Whiskey-taw Falls (Wichita Falls nickname)

The city of Wichita Falls, in the early 1900s, had about one saloon in every five businesses. By at least 1914, Wichita Falls was nicknamed “Whiskeyta Falls” (or “Whiskey-taw Falls”). The nickname is of historical interest today.
 
   
Wikipedia: Wichita Falls, Texas
Wichita Falls is a city in and the county seat of Wichita County, Texas, United States, United States. Wichita Falls is the principal city of the Wichita Falls Metropolitan Statistical Area, which encompasses all of Archer, Clay and Wichita counties. According to the U.S. Census estimate of 2010, the city had a population of 104,553. In addition to Sheppard Air Force Base, Wichita Falls is also home to the “world’s littlest skyscraper”. Wichita Falls is sister city to Fürstenfeldbruck in Bavaria, Germany.
       
Handbook of Texas Online
WICHITA FALLS, TEXAS. According to tradition, the land where the city of Wichita Falls is presently located, in southeast Wichita County, was acquired in a poker game by John A. Scott of Mississippi in 1837.
(...)
By 1909 the town had thirty miles of sidewalk, five miles of sewers, and over one hundred businesses, including twenty-one saloons, which accounted for the nickname of Whiskeytaw Falls.
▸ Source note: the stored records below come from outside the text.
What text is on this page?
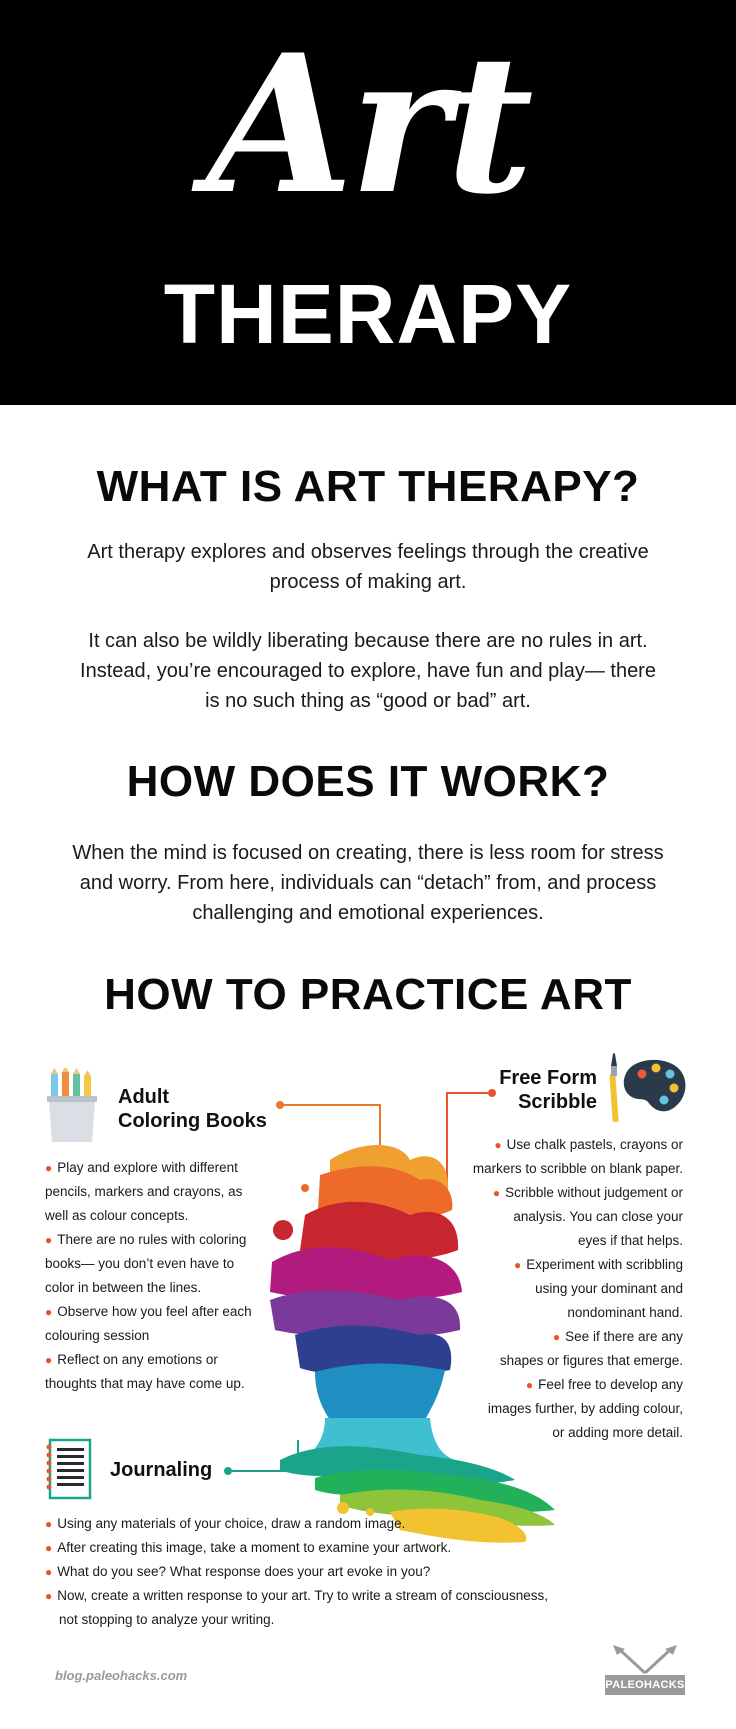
Art
THERAPY
WHAT IS ART THERAPY?
Art therapy explores and observes feelings through the creative
process of making art.
It can also be wildly liberating because there are no rules in art.
Instead, you’re encouraged to explore, have fun and play— there
is no such thing as “good or bad” art.
HOW DOES IT WORK?
When the mind is focused on creating, there is less room for stress
and worry. From here, individuals can “detach” from, and process
challenging and emotional experiences.
HOW TO PRACTICE ART
Adult
Coloring Books
● Play and explore with different
pencils, markers and crayons, as
well as colour concepts.
● There are no rules with coloring
books— you don’t even have to
color in between the lines.
● Observe how you feel after each
colouring session
● Reflect on any emotions or
thoughts that may have come up.
Free Form
Scribble
● Use chalk pastels, crayons or
markers to scribble on blank paper.
● Scribble without judgement or
analysis. You can close your
eyes if that helps.
● Experiment with scribbling
using your dominant and
nondominant hand.
● See if there are any
shapes or figures that emerge.
● Feel free to develop any
images further, by adding colour,
or adding more detail.
Journaling
● Using any materials of your choice, draw a random image.
● After creating this image, take a moment to examine your artwork.
● What do you see? What response does your art evoke in you?
● Now, create a written response to your art. Try to write a stream of consciousness,
not stopping to analyze your writing.
blog.paleohacks.com
PALEOHACKS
(Text from Volume 3 of the Handbook—ed.)
   
2 July 1914, Wellington (TX) Leader, pg. 6, col. 1:
Wreck in Whiskeyta Falls
Seventh street in Wichita Falls was the scene of a terrible wreck late yesterday afternoon.
 
7 September 1914, Wichita Daily Times (Wichita Falls, TX),“Baptist Revival Comes to Close,”  pg. 6, col. 1:
So great a reputation has Wichita Falls for its saloons, he said, that once a man addressed him “Rev. R. C. Miller, Whiskeyta Falls, Texas.”
 
Google Books
The Strange History of Bonnie and Clyde
By J. E. Treherne
London: Cape
1984
Pg. 61:
At that time Wichita Falls had changed from a ranch town into a booming oil centre and was famous for its saloons, bars and cafes that had earned for it the nickname of ‘Whiskeytaw Falls’.
 
New York (NY) Times
WILL THE WORLD FLOCK TO WICHITA FALLS?
By William Hauptman; William Hauptman is the author of ‘‘Good Rockin’ Tonight,’’ a collection of stories to be published this fall by Bantam Books
Published: August 07, 1988
THERE WAS A TIME NOT SO LONG AGO when my hometown of Wichita Falls was known as the worst town in Texas. The novelist Larry McMurtry, a Texan, once had a character call it ‘‘the ugliest place on earth.’‘
 
Its people had a reputation for being mean-spirited and hostile to outsiders, and its weather - which features blistering summer heat and a high incidence of tornadoes - made it the butt of countless jokes. In 1978, Texas Monthly published a list of the ‘‘worst jobs’’ in Texas. Sixth, after handling dead animals and high explosives, was ‘‘full-time resident of Wichita Falls.’‘
(...)
Fear of the hostile Comanche and the region’s aridity kept settlers out for a long time. But eventually they began to arrive, encouraged by a popular theory of the day that if one broke the soil, rain would inevitably follow. The slogan of the movement born from this theory was ‘‘Rain Follows the Plough.’’ By 1888, the town had a log schoolhouse, a Methodist Church and a White Elephant Saloon. It was during this period, according to some, that the town got its nickname of ‘‘Whiskey-Taw Falls.’‘
 
2 September 1991, Los Angeles (CA) Times, “It’s the hottest little ol’ bicycle race in Texas Wichita Falls doesn’t believe in soft-pedaling its wild and windy image” by J. Michael Kennedy, pg. A5:
At one time there were so many bars—one-fifth of all the businesses here—that the city was dubbed Whiskeytaw Falls.